Templates? Band saw boxes are more or less free-form. Look at what is out there and there are no two that are identical - although many are very similar in shape and design. Grab your pencil, mark down the shape you want, and have at it.

Cheers,
Brad


----------



## ScottM (Jul 10, 2012)

You can check out Steve Carmichaels web site. He has a few templates available for download.

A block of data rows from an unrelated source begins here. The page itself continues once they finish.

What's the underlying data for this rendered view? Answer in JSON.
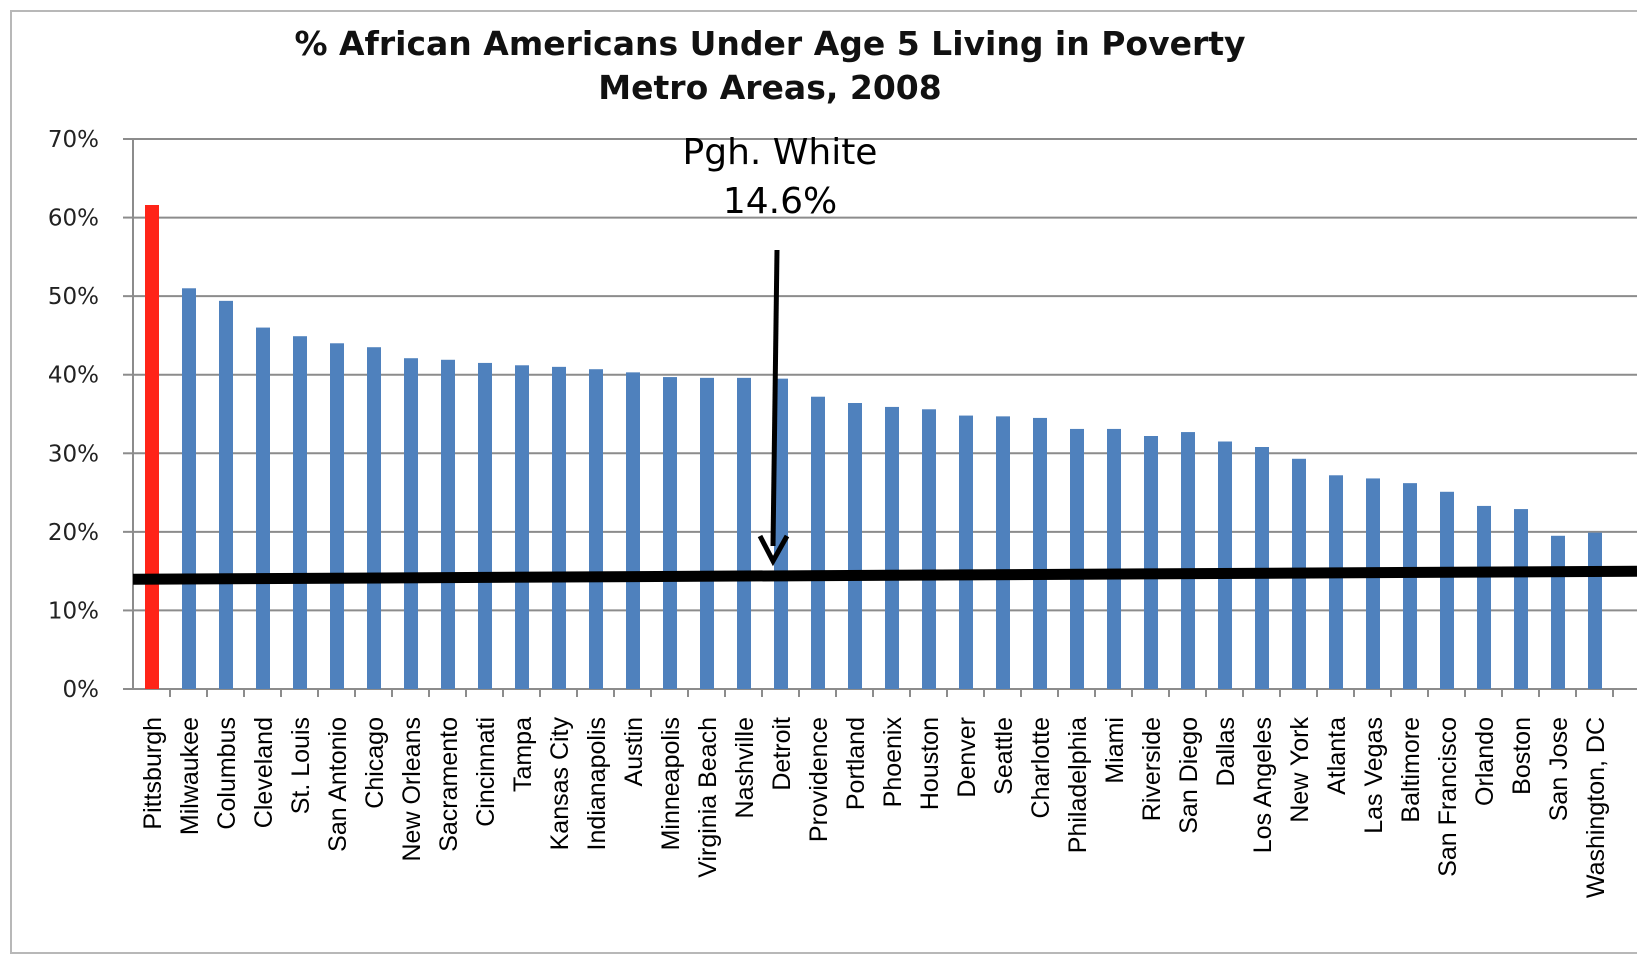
{
  "chart_data": {
    "type": "bar",
    "title": "% African Americans Under Age 5 Living in Poverty",
    "subtitle": "Metro Areas, 2008",
    "categories": [
      "Pittsburgh",
      "Milwaukee",
      "Columbus",
      "Cleveland",
      "St. Louis",
      "San Antonio",
      "Chicago",
      "New Orleans",
      "Sacramento",
      "Cincinnati",
      "Tampa",
      "Kansas City",
      "Indianapolis",
      "Austin",
      "Minneapolis",
      "Virginia Beach",
      "Nashville",
      "Detroit",
      "Providence",
      "Portland",
      "Phoenix",
      "Houston",
      "Denver",
      "Seattle",
      "Charlotte",
      "Philadelphia",
      "Miami",
      "Riverside",
      "San Diego",
      "Dallas",
      "Los Angeles",
      "New York",
      "Atlanta",
      "Las Vegas",
      "Baltimore",
      "San Francisco",
      "Orlando",
      "Boston",
      "San Jose",
      "Washington, DC"
    ],
    "values": [
      61.6,
      51.0,
      49.4,
      46.0,
      44.9,
      44.0,
      43.5,
      42.1,
      41.9,
      41.5,
      41.2,
      41.0,
      40.7,
      40.3,
      39.7,
      39.6,
      39.6,
      39.5,
      37.2,
      36.4,
      35.9,
      35.6,
      34.8,
      34.7,
      34.5,
      33.1,
      33.1,
      32.2,
      32.7,
      31.5,
      30.8,
      29.3,
      27.2,
      26.8,
      26.2,
      25.1,
      23.3,
      22.9,
      19.5,
      19.9
    ],
    "highlight_color": "#ff2418",
    "bar_color": "#4f81bd",
    "y_ticks": [
      "0%",
      "10%",
      "20%",
      "30%",
      "40%",
      "50%",
      "60%",
      "70%"
    ],
    "ylim": [
      0,
      70
    ],
    "grid": true,
    "reference_line": {
      "value": 14.6,
      "label": "Pgh. White",
      "value_label": "14.6%"
    }
  }
}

http://www.thecarmichaelworkshop.com/p/project-plans.html

Send me a PM with an email address. I can forward a few templates that I made from some images on the web. You may have to scale them depending on your desired dimensions. You can do that with Sketchup if needed.


----------



## Finn (May 26, 2010)

Making my first band saw boxes just a few months ago, I printed out some photos from the internet of completed boxes at the size I wanted and placed these images over the wood. With carbon paper, I drew the outline and cut lines. Simple as that. Since then, I have done a few of my own design. No "patterns"


----------



## Starfury (Jul 1, 2015)

I did find some plans but they wanted $$ for them…so I used the built in screenshot program to take a picture and printed it out. I've seen the trick with carbon paper (I'm old enough to know what this is) to transfer the image over and will have to buy some. I'm hoping for some time this week to try them out. I think my main issue is having made about 10 cuts total on my saw…so I'm still learning how to use it. I will use a 1/4" blade to make the boxes. .


----------